Asia’s Laggard or how a bunch of empty heads with pockets full of money keeps 90 millions in need...


"The world has been passing the Philippines by, literally. Back in 1960, the country had the second-highest per capita income in Asia, lagging behind only Japan. But by the following decade, South Korea and Taiwan had surpassed it, and by the 1980s, Malaysia and Thailand had, too. China overtook it in the late 1990s. And now—an event that many Philippine elite thought they would never live to see—Indonesia has sailed past the Philippines.

A recent visit to Manila after a 12-year gap confirmed that little had changed. I was back at the same hotel, as no other worthwhile option had surfaced in the interim. There were hardly any new companies to meet with, and the same handful of family-owned businesses still dominated the market. Jeepneys that trace their origin back to World War II remain the preferred mode of public transportation. While most other Asian cities boast fancy new airports, international travelers to Manila still have to trudge through a piece of work commissioned in the 1970s.

All this marks a severe fall from grace for a nation that was billed in the 1950s and '60s as Asia's most promising story, alongside Burma and Sri Lanka. The Philippines is now a somber reminder of how long-term projections often go awry and why economic catch-up is not inevitable, even for a country rich in human capital and natural resources. From Brazil in the 1970s and '80s to Thailand more recently, history is littered with instances of countries that lose their way following a few years of success because of weak institutions and the lack of political will to enact tougher reforms. After growing at an average pace of 6 percent in the 1950s and '60s, the Philippines missed out on the successive waves of -investment-led booms in the region due to constant political instability and failure to liberalize the economy. Investment as a share of GDP is merely 15 percent—the lowest in its post–World War II history. Although the economy has expanded at an average 4 percent annually in the post-Marcos era, it has translated into little progress for a nation with a population growth of more than 2 percent a year.

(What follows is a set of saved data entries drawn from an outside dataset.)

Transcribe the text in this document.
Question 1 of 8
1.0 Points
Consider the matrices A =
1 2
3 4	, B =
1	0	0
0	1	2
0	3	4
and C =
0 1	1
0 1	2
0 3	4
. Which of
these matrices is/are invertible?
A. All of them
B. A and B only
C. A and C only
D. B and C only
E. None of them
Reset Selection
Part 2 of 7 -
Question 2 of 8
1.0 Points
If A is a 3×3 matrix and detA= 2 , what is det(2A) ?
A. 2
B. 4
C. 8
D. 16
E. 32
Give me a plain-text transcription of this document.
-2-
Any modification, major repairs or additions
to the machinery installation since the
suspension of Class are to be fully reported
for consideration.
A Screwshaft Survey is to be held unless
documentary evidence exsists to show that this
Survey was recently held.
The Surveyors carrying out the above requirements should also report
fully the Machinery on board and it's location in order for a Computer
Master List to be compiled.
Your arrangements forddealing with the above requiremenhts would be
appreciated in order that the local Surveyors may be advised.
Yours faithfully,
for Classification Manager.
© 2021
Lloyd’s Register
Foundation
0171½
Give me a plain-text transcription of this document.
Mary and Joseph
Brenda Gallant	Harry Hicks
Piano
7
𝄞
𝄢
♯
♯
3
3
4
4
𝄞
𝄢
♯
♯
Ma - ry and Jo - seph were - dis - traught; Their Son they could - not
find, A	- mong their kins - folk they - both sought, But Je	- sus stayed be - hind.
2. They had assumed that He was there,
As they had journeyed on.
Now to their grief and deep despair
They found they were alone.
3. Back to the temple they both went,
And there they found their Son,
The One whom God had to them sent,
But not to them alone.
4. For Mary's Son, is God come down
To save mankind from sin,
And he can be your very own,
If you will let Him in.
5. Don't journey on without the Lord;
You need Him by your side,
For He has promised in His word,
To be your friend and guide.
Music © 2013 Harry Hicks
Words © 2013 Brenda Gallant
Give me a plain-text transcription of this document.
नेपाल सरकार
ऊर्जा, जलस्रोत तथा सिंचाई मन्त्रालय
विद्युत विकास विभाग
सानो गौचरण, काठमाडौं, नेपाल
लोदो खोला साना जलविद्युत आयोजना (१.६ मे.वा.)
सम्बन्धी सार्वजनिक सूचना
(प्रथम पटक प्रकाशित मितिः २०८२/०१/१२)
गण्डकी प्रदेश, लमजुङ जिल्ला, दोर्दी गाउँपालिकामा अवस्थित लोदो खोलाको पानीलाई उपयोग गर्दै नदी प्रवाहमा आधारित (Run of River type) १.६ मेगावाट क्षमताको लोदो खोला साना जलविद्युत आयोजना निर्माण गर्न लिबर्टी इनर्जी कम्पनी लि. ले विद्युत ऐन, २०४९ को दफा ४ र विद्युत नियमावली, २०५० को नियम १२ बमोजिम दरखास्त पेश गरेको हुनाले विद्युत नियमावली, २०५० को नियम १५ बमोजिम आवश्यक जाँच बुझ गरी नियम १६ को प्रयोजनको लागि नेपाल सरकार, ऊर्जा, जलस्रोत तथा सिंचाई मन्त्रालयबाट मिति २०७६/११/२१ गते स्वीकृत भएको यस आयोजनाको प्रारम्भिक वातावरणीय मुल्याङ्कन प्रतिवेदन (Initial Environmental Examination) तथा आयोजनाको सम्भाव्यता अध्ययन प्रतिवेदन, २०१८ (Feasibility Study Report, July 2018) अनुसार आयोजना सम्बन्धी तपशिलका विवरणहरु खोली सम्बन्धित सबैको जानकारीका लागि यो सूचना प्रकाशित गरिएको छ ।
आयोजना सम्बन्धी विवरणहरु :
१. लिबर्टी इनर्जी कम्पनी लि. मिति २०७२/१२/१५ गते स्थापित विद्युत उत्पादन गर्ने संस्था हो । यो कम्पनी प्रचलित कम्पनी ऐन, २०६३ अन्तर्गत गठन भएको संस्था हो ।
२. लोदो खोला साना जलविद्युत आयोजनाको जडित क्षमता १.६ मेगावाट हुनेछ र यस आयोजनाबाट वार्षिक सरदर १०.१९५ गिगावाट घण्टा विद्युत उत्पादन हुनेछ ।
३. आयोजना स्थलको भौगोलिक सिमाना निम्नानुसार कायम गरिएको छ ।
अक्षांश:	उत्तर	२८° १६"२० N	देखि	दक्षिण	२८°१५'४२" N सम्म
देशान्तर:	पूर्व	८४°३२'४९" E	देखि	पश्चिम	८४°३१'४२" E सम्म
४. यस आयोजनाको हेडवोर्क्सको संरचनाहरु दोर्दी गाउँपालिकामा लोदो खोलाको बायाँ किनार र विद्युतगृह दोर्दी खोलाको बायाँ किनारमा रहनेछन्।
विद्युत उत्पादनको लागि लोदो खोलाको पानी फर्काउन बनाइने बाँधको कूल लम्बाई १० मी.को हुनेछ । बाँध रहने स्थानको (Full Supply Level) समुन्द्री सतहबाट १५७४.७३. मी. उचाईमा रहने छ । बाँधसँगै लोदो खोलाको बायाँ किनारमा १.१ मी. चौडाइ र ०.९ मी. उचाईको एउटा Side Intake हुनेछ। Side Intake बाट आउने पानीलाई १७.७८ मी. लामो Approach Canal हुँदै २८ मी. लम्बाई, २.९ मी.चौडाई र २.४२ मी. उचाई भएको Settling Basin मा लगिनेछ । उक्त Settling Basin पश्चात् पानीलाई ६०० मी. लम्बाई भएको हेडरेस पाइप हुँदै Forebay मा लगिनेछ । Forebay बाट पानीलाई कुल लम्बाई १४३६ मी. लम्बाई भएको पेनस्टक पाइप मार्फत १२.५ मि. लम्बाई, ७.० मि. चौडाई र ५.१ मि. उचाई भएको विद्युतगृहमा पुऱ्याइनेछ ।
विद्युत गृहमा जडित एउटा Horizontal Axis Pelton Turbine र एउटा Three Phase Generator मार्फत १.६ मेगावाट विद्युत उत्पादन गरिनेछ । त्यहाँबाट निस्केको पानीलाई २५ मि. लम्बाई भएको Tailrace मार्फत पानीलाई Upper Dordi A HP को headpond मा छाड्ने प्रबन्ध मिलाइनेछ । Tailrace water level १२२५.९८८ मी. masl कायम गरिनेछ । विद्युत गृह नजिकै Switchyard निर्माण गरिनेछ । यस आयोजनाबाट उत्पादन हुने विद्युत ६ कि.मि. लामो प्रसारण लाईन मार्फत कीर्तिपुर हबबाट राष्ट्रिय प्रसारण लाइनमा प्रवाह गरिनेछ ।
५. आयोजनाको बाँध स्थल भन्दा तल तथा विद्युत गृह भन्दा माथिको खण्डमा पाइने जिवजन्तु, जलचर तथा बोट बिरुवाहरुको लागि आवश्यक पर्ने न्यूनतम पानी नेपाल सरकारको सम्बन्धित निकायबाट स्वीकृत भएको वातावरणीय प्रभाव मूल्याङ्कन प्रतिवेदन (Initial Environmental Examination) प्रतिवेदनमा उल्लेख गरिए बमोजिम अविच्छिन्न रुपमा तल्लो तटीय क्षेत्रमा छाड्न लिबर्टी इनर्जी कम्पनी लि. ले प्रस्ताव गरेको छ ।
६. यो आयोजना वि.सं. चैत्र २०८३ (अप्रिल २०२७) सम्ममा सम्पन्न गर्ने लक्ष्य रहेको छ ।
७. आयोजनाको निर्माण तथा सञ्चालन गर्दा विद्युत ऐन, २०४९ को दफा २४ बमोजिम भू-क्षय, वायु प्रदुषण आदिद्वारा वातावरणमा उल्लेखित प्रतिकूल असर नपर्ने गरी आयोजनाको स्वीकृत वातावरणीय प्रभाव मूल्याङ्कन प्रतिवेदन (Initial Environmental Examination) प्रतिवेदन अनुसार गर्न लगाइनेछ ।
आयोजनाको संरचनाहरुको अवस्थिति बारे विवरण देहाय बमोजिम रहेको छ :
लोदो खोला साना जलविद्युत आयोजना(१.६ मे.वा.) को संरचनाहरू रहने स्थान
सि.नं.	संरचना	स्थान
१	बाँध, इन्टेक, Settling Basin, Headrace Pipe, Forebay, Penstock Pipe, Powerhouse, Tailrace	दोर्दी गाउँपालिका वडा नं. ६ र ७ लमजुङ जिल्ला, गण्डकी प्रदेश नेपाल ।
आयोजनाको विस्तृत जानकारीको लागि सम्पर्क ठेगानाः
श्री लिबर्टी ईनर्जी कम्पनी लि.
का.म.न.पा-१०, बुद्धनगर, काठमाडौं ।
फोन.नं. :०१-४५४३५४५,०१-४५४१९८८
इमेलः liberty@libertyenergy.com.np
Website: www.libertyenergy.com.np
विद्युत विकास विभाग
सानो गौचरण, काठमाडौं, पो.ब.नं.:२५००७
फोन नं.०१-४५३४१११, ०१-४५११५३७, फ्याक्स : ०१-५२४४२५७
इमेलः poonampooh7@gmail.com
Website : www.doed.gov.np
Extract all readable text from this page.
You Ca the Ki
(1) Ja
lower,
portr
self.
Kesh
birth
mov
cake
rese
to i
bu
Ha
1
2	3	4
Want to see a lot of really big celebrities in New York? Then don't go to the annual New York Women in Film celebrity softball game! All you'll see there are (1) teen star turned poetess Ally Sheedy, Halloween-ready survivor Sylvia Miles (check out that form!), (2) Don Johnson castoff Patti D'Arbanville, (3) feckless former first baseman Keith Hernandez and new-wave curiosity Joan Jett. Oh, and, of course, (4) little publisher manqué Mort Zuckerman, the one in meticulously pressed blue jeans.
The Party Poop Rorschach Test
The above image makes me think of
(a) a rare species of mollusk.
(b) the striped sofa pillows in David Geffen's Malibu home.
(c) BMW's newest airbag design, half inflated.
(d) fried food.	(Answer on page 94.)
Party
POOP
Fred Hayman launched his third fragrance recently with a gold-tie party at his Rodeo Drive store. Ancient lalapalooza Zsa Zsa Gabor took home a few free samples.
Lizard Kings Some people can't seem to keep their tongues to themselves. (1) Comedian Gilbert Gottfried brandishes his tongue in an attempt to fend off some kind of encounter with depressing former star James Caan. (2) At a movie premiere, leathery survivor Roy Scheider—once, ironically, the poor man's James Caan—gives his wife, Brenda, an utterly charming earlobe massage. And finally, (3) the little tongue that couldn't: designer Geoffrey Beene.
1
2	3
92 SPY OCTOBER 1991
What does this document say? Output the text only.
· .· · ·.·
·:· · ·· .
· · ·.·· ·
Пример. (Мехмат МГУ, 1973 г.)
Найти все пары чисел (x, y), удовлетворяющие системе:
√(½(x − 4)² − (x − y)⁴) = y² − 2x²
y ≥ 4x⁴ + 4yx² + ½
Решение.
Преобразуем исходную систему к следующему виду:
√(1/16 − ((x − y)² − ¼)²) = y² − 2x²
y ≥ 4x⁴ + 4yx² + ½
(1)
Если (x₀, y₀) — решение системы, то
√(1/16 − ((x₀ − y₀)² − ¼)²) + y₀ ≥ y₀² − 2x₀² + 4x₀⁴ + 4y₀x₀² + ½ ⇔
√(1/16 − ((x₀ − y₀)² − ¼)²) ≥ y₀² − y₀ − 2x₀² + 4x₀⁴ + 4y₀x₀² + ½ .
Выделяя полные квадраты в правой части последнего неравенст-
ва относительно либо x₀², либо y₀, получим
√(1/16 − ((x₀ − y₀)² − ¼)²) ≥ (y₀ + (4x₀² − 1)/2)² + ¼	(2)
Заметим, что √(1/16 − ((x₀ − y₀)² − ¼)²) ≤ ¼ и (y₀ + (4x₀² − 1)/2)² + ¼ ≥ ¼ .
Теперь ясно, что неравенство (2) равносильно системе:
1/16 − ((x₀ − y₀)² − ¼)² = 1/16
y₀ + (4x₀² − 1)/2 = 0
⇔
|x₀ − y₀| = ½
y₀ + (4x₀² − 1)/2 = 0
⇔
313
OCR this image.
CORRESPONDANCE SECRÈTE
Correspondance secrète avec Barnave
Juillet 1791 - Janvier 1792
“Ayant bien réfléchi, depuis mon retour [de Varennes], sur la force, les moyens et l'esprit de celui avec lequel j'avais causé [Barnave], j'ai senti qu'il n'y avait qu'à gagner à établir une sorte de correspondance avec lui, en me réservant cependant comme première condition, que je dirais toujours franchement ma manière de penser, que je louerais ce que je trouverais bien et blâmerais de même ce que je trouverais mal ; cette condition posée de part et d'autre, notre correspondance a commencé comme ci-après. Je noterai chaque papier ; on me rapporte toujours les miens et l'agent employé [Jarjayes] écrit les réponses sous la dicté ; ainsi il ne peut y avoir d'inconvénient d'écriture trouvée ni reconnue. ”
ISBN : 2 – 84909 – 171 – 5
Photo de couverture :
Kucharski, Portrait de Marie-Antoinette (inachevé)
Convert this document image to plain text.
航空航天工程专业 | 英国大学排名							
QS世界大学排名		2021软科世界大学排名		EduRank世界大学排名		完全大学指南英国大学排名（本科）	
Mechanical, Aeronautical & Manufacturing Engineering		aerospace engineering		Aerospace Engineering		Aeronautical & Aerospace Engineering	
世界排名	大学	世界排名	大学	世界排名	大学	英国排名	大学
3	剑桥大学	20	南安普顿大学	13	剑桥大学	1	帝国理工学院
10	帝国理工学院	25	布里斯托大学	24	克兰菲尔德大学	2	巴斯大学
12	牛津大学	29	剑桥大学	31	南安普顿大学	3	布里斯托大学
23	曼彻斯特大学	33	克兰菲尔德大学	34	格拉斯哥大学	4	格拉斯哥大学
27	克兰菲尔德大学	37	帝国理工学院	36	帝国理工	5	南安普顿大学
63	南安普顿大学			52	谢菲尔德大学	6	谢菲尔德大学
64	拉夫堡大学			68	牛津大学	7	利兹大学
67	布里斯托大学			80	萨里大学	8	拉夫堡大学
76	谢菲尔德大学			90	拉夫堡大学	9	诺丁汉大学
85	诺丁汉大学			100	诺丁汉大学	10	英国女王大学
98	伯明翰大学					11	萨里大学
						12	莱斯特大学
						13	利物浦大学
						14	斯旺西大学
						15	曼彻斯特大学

The continuing saga over the opening of the new airport is a prime example of why the country remains a laggard. It was originally scheduled to start operating in 2002, but legal disputes between the government and the project's main contractor have continuously delayed its final completion and full opening. The controversy surrounding the project again shows that the interpretation of laws is a highly subjective exercise in the Philippines and that the rules can often be changed midway through the game. Little wonder, then, that flows of foreign direct investment (FDI) remain anemic. Both Indonesia and the Philippines attracted just over $1 billion in annual FDI a decade ago. Last year Indonesia sucked in nearly $8 billion in FDI, while the current run rate in the Philippines of $1.2 billion in FDI a year is unchanged from the levels of the late '90s. On several other metrics, too—from auto sales to cement consumption—the Philippine economy has flatlined for many years.

The question now is whether the presidential election set for May can be a game changer in the same way that Susilo Bambang Yudhoyono's ascension to power was for Indonesia in 2004. Six years ago, Indonesia and the Philippines were not far apart in terms of per capita income, and had other similarities, from political turmoil to an untapped domestic consumer base. Indonesia is hardly a paragon of economic virtue, but its relative success over the past few years shows that it takes only a modicum of political stability and some basic economic reform in a low-income country to usher in the good times.

A free and fair presidential election would be a start. The agenda for a new government is fairly clear-cut. Investment has long been the missing component in the growth equation, so the government needs to begin by creating a better environment for investment. This means stronger contract enforcement, less judicial interference, and breaking up the stranglehold of some oligarchs in key businesses. An important measure of the country's success will be if it manages to slow the pace of emigration. More than 10 million Filipinos have left the country since the early 1980s for better prospects abroad. The country needs some of that talent to return home and add to the economy's underlying productivity."